Filmare i fiancheggiatori e i clienti delle prostitute: nel mirino non ci sono le lucciole - spesso vittime di sfruttamento - ma chi favorisce il mercato del sesso a cielo aperto, dai clienti a chi getta le prostitute in strada. A spiegarlo è Giampiero Castelli, coordinatore lombardo della Fiamma Trcolore: «Organizzeremo squadre di giovani che di sera terranno sotto controllo le strade dove il fenomeno è presente, per fotografare le targhe dei protettori della prostituzione, oltre che quelle dei "buoni samaritani" che danno un passaggio a queste ragazze quando perdono il mezzo pubblico, permettendo loro di raggiungere le strade dove prostituirsi». «Dopodiché, attraverso le targhe, risaliremo ai nomi di questi gentili accompagnatori, esponendo pubblicamente i loro nomi nei loro paesi di residenza», dice Castelli.

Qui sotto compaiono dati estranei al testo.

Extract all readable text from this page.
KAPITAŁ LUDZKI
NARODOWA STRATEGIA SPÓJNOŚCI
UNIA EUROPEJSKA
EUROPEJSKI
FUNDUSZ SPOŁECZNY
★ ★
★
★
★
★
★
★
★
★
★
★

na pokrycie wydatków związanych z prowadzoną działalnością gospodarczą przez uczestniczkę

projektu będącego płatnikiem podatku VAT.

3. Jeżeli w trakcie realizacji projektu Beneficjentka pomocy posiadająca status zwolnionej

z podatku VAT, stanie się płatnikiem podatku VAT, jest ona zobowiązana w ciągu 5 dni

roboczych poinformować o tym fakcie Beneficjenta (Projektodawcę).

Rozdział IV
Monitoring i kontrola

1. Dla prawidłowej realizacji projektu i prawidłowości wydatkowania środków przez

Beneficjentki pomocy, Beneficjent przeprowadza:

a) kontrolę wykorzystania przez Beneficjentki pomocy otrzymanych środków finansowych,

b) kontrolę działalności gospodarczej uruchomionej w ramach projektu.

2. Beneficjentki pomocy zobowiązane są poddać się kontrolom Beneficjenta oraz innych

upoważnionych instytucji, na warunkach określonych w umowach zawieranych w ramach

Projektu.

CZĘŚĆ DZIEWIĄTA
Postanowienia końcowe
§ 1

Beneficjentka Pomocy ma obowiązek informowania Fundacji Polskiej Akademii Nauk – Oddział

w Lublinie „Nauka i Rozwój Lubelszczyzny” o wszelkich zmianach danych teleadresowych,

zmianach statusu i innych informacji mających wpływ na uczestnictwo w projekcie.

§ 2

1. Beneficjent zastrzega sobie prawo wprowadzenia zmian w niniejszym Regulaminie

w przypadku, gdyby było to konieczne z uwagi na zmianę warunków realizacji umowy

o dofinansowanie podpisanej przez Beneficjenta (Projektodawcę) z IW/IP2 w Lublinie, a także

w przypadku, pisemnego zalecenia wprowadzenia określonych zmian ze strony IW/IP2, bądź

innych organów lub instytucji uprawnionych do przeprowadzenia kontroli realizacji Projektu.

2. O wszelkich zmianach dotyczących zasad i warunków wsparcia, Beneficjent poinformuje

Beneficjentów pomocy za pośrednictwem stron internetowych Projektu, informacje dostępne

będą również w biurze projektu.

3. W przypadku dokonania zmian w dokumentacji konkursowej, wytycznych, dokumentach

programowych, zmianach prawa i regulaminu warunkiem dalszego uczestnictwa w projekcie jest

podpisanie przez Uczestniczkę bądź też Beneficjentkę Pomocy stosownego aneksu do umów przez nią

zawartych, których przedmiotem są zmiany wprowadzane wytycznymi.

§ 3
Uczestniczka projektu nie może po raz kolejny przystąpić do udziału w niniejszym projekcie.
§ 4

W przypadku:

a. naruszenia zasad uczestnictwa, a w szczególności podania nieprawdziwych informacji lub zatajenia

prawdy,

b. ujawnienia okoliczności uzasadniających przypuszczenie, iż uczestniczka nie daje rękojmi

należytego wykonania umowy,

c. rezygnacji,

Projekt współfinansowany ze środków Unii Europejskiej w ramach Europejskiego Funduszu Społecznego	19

Un metodo decisamente poco ortodosso, ma che colpirà nel segno, molto più degli inutili appelli rivolti dai sindaci alle istituzioni per far cessare il fenomeno. «Se il numero delle prostitute è così rilevante, significa che i clienti che si recano sulle strade per gli "acquisti" sono davvero tanti. Nessuna morale benpensante: il problema della prostituzione esiste, ed è innegabile; se si vuole tentare di risolverlo, bisogna innanzitutto abrogare la legge Merlin sulla chiusura delle "case chiuse", e trovare soluzioni moderne e controllate per svolgere queste attività. Riaprendo le "case chiuse" si toglierebbe ossigeno alla criminalità che organizza un simile sfruttamento, in certi casi di ragazze minorenni; in più, sarebbe possibile effettuare controlli medici per evitare la trasmissione di malattie veneree».